Susana Martín
Laudio -Nació en una casa del Casco Viejo bilbaíno en 1924. Su padre era de Laudio y su madre, de Amurrio, y entre estas dos localidades alavesas y la villa vizcaina de Plentzia -donde su progenitor trabajaba en un sanatorio- pasó Floro Urquijo su infancia. Fue en su adolescencia cuando descubrió en el dibujo y la pintura una afición que pronto derivó en habilidad, sobre todo a la hora de realizar retratos.
Y su destreza no pasó desapercibida a ojos de su padre. Tanto es así que contactó con unos familiares relacionados con el ambiente artístico bilbaino para que dieran a su hijo unas clases con nociones básicas de la técnica del óleo.
Fueron pocas lecciones pero suficientes para que el joven Floro mejorara y ampliara sus incipientes capacidades pictóricas y, a partir de ahí, continuó con su aprendizaje en artes plásticas. “Yo dibujaba desde siempre. Luego me enseñaron a manejar los colores, y después seguí solo. Se puede decir que he sido prácticamente un autodidacta”, asegura.
En el difícil ambiente de la posguerra llegó a frecuentar una tertulia de pintores que empezó reuniéndose las tardes de los sábados en el ya desaparecido Bar Pacho del Arenal bilbaino para pasar, en 1941, al Café Suizo, momento en el que sus integrantes, artistas aficionados, adoptaron el nombre de Grupo del Suizo.
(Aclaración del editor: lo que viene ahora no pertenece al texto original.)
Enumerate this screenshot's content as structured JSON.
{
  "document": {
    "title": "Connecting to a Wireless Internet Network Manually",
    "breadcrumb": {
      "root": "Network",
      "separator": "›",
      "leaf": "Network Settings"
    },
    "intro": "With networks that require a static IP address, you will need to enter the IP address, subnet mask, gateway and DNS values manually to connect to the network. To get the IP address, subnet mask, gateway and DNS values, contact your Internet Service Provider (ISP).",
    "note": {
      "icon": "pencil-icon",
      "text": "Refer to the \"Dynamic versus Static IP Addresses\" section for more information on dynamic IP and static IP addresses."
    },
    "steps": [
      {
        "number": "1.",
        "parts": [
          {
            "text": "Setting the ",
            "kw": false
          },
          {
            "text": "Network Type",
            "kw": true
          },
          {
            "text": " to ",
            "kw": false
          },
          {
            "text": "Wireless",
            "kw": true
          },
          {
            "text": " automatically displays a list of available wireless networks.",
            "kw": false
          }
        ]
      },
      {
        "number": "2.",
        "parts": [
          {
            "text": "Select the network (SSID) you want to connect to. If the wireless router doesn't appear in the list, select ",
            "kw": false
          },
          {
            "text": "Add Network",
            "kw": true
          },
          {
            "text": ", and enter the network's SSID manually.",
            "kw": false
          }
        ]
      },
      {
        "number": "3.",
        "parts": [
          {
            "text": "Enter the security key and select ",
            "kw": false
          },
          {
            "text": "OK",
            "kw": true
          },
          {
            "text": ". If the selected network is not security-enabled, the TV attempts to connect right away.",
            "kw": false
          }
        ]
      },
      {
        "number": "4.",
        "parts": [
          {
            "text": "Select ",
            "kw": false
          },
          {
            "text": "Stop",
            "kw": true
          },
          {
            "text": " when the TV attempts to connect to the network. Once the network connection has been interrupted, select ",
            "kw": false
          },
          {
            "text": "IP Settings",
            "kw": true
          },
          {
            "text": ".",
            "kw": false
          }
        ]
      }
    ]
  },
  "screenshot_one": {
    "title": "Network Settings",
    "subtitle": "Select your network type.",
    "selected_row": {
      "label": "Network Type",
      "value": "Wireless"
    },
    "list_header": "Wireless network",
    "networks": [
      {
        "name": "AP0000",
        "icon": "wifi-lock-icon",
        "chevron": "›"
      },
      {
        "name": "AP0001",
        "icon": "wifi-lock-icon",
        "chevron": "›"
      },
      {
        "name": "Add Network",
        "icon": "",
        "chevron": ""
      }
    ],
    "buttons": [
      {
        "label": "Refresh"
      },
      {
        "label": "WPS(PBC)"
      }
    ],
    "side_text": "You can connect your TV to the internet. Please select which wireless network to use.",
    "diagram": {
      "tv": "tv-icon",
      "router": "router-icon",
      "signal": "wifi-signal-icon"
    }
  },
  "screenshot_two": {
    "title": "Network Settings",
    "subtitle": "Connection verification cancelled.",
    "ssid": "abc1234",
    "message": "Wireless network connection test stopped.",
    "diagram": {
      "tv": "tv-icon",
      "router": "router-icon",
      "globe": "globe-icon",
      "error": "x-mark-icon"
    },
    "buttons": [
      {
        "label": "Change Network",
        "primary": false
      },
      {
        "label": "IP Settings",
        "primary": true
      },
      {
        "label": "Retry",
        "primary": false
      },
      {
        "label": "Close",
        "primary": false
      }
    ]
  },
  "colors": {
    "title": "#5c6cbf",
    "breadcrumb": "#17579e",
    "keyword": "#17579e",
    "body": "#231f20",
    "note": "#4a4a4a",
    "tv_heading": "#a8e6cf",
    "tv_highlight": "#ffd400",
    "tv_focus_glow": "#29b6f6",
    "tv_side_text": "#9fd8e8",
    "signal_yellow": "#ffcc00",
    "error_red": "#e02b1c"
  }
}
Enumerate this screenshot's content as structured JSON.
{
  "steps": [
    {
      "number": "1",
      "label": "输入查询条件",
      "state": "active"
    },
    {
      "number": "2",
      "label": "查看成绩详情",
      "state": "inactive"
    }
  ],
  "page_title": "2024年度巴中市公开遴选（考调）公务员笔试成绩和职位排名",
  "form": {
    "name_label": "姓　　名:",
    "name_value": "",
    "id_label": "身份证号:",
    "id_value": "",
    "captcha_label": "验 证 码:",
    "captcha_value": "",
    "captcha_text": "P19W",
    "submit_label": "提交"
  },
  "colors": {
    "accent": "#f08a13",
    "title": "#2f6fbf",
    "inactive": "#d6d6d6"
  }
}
Allí Floro, aún menor de edad, coincidió con su primo Antonio Olaño, y con solo 18 años participó en una exposición que la entidad Unión Arte organizó en septiembre de 1943 en las escuelas de Berastegui.
Todo parecía indicar que el futuro de Floro Urquijo iba a estar directamente ligado a la pintura pero diferentes circunstancias de la vida llevaron al joven laudioarra a romper su contacto con el ambiente artístico bilbaíno. Primero, porque se fue a estudiar a Salamanca y, después, porque en 1945 fue llamado a hacer el servicio militar y pasó cuatro años en el cuartel de Garellano.
Años de abandono Finalmente, a finales de los años 50, Floro Urquijo retornó a Laudio para trabajar primero en Amurrio y más tarde en la empresa Aceros de Llodio, donde pasó por diferentes secciones y puestos: el laboratorio químico, laminación en frío, trefilado o la inspección de seguridad. Y en 1983, después de las inundaciones, se acogió a una de las primeras tandas de prejubilaciones.
En esa etapa de su vida su prioridad fue sacar adelante a su familia, hasta el punto de que había abandonado casi por completo su pasión por las artes plásticas, pero en la década de los 70 conoció y coincidió con otros pintores incipientes de su municipio y de la comarca como Román Iza, Antonio Aldama, Jesús Etxebarria, Javier Gutiérrez Compañón o Mikel Urrechu. Con ellos empezó a ir los domingos a pintar al campo y, al verles delante del caballete y con el pincel y la paleta de colores en mano, retomó su vieja afición recuperando de paso la vocación amateur y dominguera del Grupo del Suizo.
En esa etapa se inició en el paisajismo, un estilo inédito en su práctica de juventud “donde sólo dibujaba figuras y personas”, recuerda. Poco después se integró también en el grupo de pintura de la Casa de Cultura, y de aprendiz pasó, en los años 80, a enseñar y dar clases de pintura. Una veintena de personas, divididas en dos grupos, fueron los alumnos que recibieron de un amable y siempre paciente Floro Urquijo, vestido con su bata azul, sus conocimientos, difundidos con la misma pasión con la que ha disfrutado siempre de la pintura.
Al frente de ese taller ha estado hasta hace unos siete años, cuando lo tuvo que dejar por causas relacionadas con la edad y la salud. Pero su figura sigue siendo muy admirada y querida en Laudio hasta el punto de que, recientemente, el grupo cultural Cosecha 48 le ha rendido un sencillo pero merecido homenaje en el transcurso de un acto en el que Floro estuvo acompañado por su familia, amigos y ex alumnos.
Allí recordaron otras facetas del pintor, como el trofeo Villosa Carlos Larrea que le entregaron hace tres décadas por su labor de promoción del deporte del hockey en Laudio, o su pertenencia a la Cofradía del señor Sant Roque con la que colaboró en el diseño de la hogaza y la jarra de pan de la insignia que la hermandad de devotos del patrón de la localidad otorga a los miembros que alcanzan los 50 años de pertenencia a la entidad. De toda su obra pictórica, pocas obras ha realizado Floro por encargo ya que la mayoría de sus trabajos se encuentran “repartidos entre mis familiares y mis amigos”.